Es wird gezeigt, dass die Beteiligung an Wirtschaftssanktionen in der Bundesverwaltung im Kontext der Vorbereitungen auf die europäische Integration schon 1989 konzeptuell angedacht worden war und im August 1990 innert sehr kurzer Frist umgesetzt wurde. Die Beteiligung an nichtmilitärischen Sanktionen der UNO entwickelte sich in den 1990er Jahren zur ständigen Praxis der Schweiz. Die Gründe für den sanktionspolitischen Wandel lagen im Wandel des aussenpolitischen Umfelds am Ende des Kalten Krieges und der damit verbundenen Zukunftserwartung. Im funktionierenden System der kollektiven Sicherheit war die Beteiligung an den Sanktionen der Vereinten Nationen ein Beitrag an den internationalen Frieden und die kollektive Sicherheit der Weltgemeinschaft. Gleichzeitig sollte sich die Schweiz in ein friedliches und demokratisches Europa einbringen. Begründet wurde die Beteiligung an den Sanktionen jeweils mit einer Variante des Solidaritätsdiskurses, eine Solidarität, die sich an die internationale Staatengemeinschaft richtete. Nicht Teil der Argumentation waren diejenigen, für welche die Sanktionen mittelbis langfristig
Erleichterung verschaffen sollten.
Mit Abstand am meisten setzten sich die Akteure der Bundesverwaltung aber mit dem Neutralitätsdiskurs auseinander. In besonderem Masse galt das für die Direktion für Völkerrecht. In der Vergangenheit durch die Geistige Landesverteidigung aufgebläht und zum Identitätsmerkmal der Schweiz erhoben, bildete der Neutralitätsdiskurs gegenüber einer aktiveren Sanktionspolitik ein innenpolitisches Hindernis.
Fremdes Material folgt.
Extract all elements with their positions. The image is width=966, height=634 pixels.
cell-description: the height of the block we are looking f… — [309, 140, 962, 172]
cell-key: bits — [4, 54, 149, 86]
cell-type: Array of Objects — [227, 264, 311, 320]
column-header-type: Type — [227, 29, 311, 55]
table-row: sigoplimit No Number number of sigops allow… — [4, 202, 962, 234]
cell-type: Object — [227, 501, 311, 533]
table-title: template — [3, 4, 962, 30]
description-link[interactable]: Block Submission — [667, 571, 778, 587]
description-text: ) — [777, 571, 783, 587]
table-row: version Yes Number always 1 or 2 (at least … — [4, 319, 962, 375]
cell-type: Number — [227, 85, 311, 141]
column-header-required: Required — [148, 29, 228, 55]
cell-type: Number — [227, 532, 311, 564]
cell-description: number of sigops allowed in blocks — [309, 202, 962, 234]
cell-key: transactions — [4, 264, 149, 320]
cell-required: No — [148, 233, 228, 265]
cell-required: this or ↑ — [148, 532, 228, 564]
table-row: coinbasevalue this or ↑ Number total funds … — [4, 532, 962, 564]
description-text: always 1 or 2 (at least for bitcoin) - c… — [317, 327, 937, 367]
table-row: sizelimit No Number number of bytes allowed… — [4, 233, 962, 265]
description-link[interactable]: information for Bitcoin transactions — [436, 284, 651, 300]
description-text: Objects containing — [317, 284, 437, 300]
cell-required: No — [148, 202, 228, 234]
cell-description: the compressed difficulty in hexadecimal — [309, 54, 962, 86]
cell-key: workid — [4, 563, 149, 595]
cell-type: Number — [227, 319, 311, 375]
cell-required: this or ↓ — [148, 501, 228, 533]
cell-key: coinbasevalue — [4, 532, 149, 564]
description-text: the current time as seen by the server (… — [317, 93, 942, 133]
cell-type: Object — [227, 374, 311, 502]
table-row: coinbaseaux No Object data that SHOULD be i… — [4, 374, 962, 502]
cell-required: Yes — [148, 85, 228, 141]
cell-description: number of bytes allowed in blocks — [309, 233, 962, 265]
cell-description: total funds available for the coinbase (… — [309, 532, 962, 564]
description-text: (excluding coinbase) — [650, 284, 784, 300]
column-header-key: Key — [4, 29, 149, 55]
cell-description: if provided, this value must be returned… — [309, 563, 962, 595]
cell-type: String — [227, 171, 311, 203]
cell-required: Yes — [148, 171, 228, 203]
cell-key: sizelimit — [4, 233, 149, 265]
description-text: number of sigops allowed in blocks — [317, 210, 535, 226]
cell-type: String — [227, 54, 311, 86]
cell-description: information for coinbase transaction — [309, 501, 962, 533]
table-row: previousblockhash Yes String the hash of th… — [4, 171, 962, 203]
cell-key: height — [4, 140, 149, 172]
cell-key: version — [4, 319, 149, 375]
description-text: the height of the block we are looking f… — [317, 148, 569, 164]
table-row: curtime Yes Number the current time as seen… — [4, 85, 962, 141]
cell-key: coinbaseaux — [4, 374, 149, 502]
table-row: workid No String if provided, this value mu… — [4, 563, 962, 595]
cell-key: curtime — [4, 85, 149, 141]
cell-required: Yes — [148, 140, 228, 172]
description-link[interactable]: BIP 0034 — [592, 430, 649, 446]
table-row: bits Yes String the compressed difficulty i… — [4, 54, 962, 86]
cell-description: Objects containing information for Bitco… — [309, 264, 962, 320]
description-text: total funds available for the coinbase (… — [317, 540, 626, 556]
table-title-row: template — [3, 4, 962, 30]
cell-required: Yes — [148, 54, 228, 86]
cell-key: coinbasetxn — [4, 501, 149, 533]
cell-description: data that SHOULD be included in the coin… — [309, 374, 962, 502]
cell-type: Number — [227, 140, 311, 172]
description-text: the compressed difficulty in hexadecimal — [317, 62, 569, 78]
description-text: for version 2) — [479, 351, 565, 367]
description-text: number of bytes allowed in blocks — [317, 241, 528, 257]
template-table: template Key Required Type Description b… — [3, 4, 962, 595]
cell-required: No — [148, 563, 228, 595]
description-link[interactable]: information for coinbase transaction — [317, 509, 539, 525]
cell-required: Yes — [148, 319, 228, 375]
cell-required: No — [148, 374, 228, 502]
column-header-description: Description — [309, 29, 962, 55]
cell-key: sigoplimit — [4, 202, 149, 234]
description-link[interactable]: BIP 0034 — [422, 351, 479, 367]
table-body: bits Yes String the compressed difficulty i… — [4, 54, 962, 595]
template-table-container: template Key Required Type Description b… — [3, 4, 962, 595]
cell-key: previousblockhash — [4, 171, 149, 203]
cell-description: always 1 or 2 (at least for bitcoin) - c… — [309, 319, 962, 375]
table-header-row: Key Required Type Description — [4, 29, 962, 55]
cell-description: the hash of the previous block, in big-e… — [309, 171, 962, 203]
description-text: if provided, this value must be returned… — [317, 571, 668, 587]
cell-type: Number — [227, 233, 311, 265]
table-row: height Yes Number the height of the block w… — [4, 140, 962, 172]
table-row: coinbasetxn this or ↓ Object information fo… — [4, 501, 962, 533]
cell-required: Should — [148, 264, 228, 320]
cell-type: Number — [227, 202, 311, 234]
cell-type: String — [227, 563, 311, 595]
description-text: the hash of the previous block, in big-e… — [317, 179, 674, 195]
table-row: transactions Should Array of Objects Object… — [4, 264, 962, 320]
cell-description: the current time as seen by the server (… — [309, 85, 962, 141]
So fanden sich die Bundesbehörden in der Situation wieder, mit verschiedenen Bewältigungsstrategien, bezeichnet als „Informationsauftrag‟, dem diskursiven Hindernis zu begegnen. Zu diesen gehörte das Sprechen über die Kontinuität der Neutralität und die zunächst noch neutralitätsrechtlichen Handhabung von militärischen Zwangsmassnahmen der UNO. Vor allem aber wurde immer wieder die Interessenslage der Schweiz erläutert, die für eine Beteiligung an kollektiven Sanktionen sprach, sei es als Beitrag zum Funktionieren des Systems kollektiver Sicherheit, sei es zur Vermeidung eines Rufschadens oder um eine Positionierung für den Rechtsbrecher zu vermeiden. Die Direktion für Völkerrecht entwickelte dafür die Formel: „Neutralitätspolitik ist Interessenpolitik‟.